My measure theory book* claims that $L^p(X,\sigma,\mu)$ is an inner product space only for $p=2$, where it is implied that the inner product induces the $p$-norm on $L^p$. I have seen proofs of this statement for specific $L^p$ spaces, like $\ell^p(\mathbb N)$ (here) and $L^p[0,1]$ (here).
However, I think this claim cannot be true in general, because of the following counterexample. Let $(X,\sigma)$ be any measurable space and let $\mu_0$ denote the trivial measure $\mu(A)=0$ for all $A\in\sigma$. Then $L^p(X,\sigma,\mu)$ is the Banach space $\{0\}$, which is trivially an inner product space.
Are there any other examples where $L^p(X,\sigma,\mu)$ is an inner product space (where the inner product induces the $p$-norm) with $p \neq 2$? If so, what are the strictest conditions on $(X,\sigma,\mu)$ under which $L^p(X,\sigma,\mu)$ is an inner product space only for $p=2$ ?
*René Schilling, Measures, Integrals, and Martingales (2nd Edition), p. 326.
An inner product space (over $\mathbb R$) satisfies the parallelogram law $$ \|x + y\|^2 + \|x - y\|^2 = 2 \|x\|^2 + 2 \|y\|^2$$
Another case where all $L^p$ are inner product spaces is where there is only one nonempty member $A$ of the $\sigma$-algebra $\sigma$ such that $0 < \mu(A) <\infty$ (and thus $L^p(X,\sigma,\mu)$ is one-dimensional).
However, if there exist disjoint $A, B \in \sigma$ such that $0 < \mu(A), \mu(B) < \infty$, let $x$ and $y$ be the indicator functions of $A$ and $B$ respectively.

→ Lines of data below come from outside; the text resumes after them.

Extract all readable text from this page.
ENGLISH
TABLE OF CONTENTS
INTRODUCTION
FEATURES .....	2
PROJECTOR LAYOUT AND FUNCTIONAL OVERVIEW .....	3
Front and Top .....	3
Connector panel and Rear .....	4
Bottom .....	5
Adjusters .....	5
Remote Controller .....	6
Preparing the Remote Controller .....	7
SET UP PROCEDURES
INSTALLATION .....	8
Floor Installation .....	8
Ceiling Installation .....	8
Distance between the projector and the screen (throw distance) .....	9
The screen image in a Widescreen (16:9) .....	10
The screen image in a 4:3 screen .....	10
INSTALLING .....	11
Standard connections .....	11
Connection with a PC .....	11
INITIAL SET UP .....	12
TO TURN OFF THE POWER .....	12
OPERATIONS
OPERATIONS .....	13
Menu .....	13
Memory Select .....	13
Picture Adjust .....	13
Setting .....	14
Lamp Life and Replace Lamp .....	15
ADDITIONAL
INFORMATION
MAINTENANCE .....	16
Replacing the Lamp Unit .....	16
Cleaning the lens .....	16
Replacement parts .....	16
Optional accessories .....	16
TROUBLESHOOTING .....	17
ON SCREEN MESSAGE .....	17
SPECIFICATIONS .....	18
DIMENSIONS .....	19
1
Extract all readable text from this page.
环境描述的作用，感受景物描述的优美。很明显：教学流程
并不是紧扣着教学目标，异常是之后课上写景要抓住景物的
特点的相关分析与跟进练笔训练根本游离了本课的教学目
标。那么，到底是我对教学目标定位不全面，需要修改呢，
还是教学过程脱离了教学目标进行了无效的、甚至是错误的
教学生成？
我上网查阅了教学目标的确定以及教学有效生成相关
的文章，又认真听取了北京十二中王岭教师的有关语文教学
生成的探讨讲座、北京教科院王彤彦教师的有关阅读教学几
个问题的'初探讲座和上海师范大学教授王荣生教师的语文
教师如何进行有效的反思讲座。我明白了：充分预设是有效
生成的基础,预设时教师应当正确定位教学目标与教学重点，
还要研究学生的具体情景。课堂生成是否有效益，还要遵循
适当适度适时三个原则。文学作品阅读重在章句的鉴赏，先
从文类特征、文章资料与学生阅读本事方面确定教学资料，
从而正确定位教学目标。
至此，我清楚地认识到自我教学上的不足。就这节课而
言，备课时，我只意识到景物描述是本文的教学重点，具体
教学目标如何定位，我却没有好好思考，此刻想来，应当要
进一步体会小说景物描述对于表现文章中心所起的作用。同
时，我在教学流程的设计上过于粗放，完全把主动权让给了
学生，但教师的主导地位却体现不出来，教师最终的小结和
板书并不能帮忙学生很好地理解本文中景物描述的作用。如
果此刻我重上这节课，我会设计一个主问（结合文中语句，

Then $ \|x + y\|_p = \|x - y\|_p = (\mu(A) + \mu(B))^{1/p}$ while $\|x\|_p = \mu(A)^{1/p}$ and $\|y\|_p = \mu(B)^{1/p}$. The parallelogram law for $x$ and $y$ reduces to $$ (\mu(A)+\mu(B))^{2/p} = \mu(A)^{2/p} + \mu(B)^{2/p} $$ which is true only if $p=2$: for $p > 2$ the function $f(t) = t^{2/p}$ is strictly subadditive on $(0,\infty)$, while for $p < 2$ it is strictly superadditive.